McGilvary County 1962
Painted in the year after Chambers returned to Canada from the village of Chinchón, Spain, this highly coloured and apparently celebratory painting contrasts dramatically with the dark and intense work of his Spanish period. In an explosion of colour and detail, he records a vision of dead relatives’ faces floating above a fantasy landscape and an overladen table set for a holiday celebration. The painting’s frame (not shown in most reproductions) is an integral part of the image and in its detail possibly reflects an interest in local folk art. In his autobiography, Chambers writes:
At some time in 1961, I became aware of de Kooning and Pollock and Klee and Kandinsky. I had never seen their works before and that included whatever had happened in painting since Juan Gris and Picasso. I began to texturize the surfaces of my panels with a mixture of rabbit glue and marble dust.

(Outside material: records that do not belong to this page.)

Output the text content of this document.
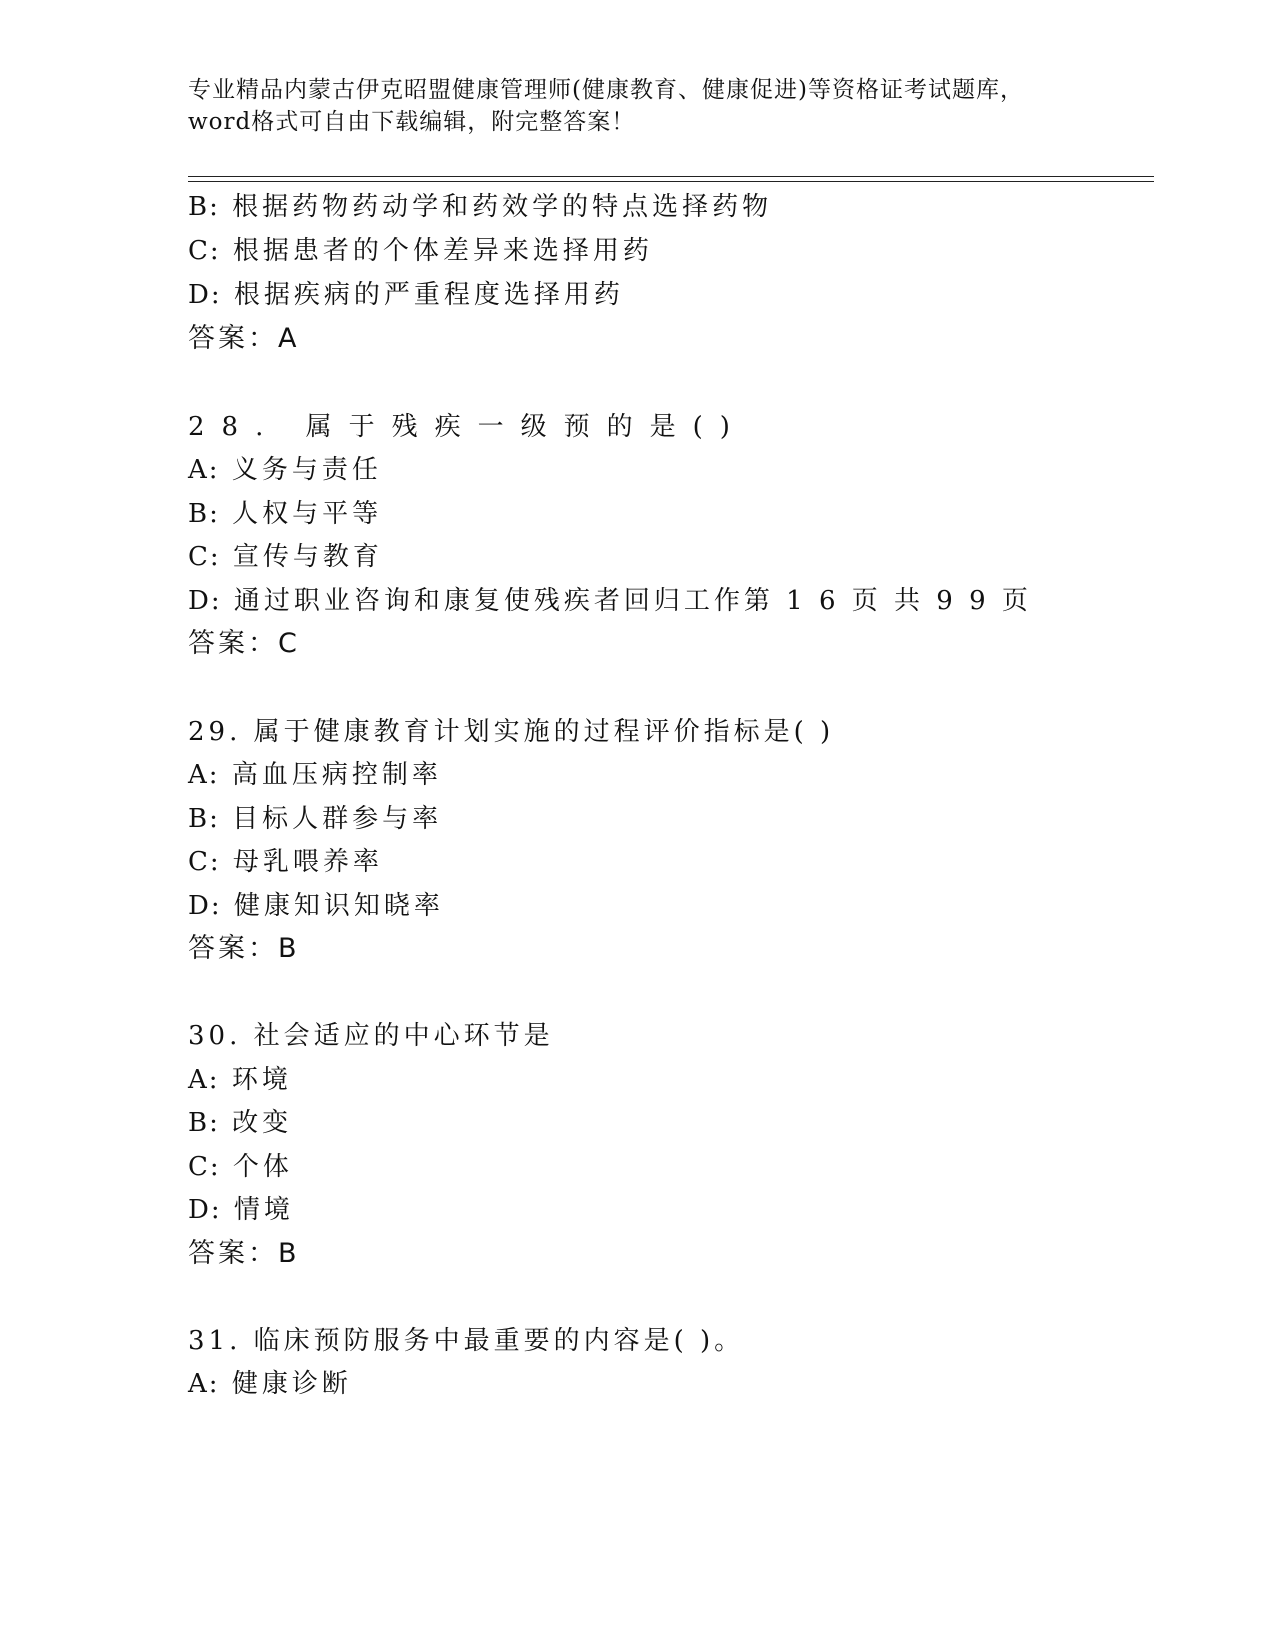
专业精品内蒙古伊克昭盟健康管理师(健康教育、健康促进)等资格证考试题库，
word格式可自由下载编辑，附完整答案！
B: 根据药物药动学和药效学的特点选择药物
C: 根据患者的个体差异来选择用药
D: 根据疾病的严重程度选择用药
答案：A
28. 属于残疾一级预的是()
A: 义务与责任
B: 人权与平等
C: 宣传与教育
D: 通过职业咨询和康复使残疾者回归工作第 1 6 页 共 9 9 页
答案：C
29. 属于健康教育计划实施的过程评价指标是( )
A: 高血压病控制率
B: 目标人群参与率
C: 母乳喂养率
D: 健康知识知晓率
答案：B
30. 社会适应的中心环节是
A: 环境
B: 改变
C: 个体
D: 情境
答案：B
31. 临床预防服务中最重要的内容是( )。
A: 健康诊断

Once dry, I could adjust the topography with sandpaper. These surfaces were covered with gesso and then I spilled various colours of house enamels on the gesso surface and sprinkled it with turps to get it running. I then tilted the board this way and that till some interesting effects appeared, and then I laid it flat and let it dry or added more paint and turps.
Chambers reveals his growing knowledge of recent international art while focusing, in part through photographs of relatives, on his own heritage and the local context. McGilvary County is not so much a bridge from his Spanish work but rather a leap into a new creative environment.